Frieze, the Pitt psychology professor, on the other hand, says she knows more male to female trans individuals than vice versa.
“My theory about that is women have so much more freedom — women do masculine jobs these days, they can wear really masculine clothing and nobody cares about it … but men have a lot of trouble,” she said, using the idea of a man wearing a skirt as an example.
That’s not how Drobish sees it. Having lived it, he agrees that women can get away with a lot, but that doesn’t necessarily equate with the kind of freedom he was looking for.
“I thought about this too. I look at it in a different way … You can take on a masculine appearance and that sets on a different role for you in society. It’s not like it’s any less restricted than what people see,” he said.
Instead, he presented the idea that having only two genders is a big part of what makes the trans community small and complex. People often feel they must choose one or the other. This is where the idea of gender queer comes in.

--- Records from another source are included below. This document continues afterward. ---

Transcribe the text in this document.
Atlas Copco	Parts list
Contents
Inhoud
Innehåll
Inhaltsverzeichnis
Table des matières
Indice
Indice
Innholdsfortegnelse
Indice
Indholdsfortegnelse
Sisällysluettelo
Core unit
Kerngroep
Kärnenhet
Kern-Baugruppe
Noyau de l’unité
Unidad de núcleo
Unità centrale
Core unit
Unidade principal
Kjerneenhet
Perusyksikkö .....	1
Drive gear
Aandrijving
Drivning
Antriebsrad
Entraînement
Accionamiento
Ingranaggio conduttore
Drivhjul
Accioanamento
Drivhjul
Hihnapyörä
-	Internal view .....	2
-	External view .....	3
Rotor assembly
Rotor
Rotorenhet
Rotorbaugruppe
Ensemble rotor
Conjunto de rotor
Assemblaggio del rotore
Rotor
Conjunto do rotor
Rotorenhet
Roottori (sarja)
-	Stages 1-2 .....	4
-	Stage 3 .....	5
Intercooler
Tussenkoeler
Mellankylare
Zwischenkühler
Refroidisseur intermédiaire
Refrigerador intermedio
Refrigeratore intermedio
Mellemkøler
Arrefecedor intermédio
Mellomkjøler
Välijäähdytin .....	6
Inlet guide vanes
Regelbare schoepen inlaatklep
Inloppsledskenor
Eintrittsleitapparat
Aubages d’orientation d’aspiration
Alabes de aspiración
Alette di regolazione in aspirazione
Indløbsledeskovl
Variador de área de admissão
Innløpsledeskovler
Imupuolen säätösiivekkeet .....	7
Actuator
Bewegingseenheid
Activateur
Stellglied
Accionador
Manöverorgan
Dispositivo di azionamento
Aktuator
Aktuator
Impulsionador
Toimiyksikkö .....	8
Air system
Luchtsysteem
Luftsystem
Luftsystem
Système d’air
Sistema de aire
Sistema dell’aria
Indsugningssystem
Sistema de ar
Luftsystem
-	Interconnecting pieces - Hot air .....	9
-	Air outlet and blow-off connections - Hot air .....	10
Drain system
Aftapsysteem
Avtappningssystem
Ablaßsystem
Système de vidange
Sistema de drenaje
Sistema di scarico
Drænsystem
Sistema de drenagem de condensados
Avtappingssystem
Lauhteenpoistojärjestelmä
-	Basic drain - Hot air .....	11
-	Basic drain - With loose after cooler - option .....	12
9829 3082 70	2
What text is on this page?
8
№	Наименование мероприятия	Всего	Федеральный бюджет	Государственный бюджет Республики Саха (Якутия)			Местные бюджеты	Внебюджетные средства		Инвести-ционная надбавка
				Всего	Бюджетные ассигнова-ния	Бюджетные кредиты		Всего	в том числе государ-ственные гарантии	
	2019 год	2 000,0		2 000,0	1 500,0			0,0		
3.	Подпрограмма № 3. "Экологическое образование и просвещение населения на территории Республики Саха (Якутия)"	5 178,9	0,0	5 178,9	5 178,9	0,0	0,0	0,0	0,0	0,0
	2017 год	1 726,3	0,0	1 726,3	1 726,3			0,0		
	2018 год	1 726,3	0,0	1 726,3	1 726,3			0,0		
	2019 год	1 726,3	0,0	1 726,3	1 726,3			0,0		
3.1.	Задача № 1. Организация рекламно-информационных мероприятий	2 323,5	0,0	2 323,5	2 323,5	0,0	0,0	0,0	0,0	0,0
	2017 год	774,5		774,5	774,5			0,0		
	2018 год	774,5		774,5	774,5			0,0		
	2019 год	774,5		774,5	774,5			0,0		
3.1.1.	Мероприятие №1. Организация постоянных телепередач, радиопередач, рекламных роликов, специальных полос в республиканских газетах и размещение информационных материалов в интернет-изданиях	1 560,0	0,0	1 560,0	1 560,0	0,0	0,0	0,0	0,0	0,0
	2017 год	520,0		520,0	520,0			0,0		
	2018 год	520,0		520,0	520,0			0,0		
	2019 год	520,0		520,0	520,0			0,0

Being gender queer means that you might not comfortably conform to male or female societal standards.
Drobish thinks that if people recognized the kind of freedom of expression they could have by experimenting with the boundaries of gender, there would be a lot more trans people.
“If more people were aware of terminology of things, of ‘this is what it means to be transgender,’ regardless of whether you pursue hormones, how many people would identify that way? If there weren’t this stigma, how many people would say, ‘I don’t fit into one of these two categories’?”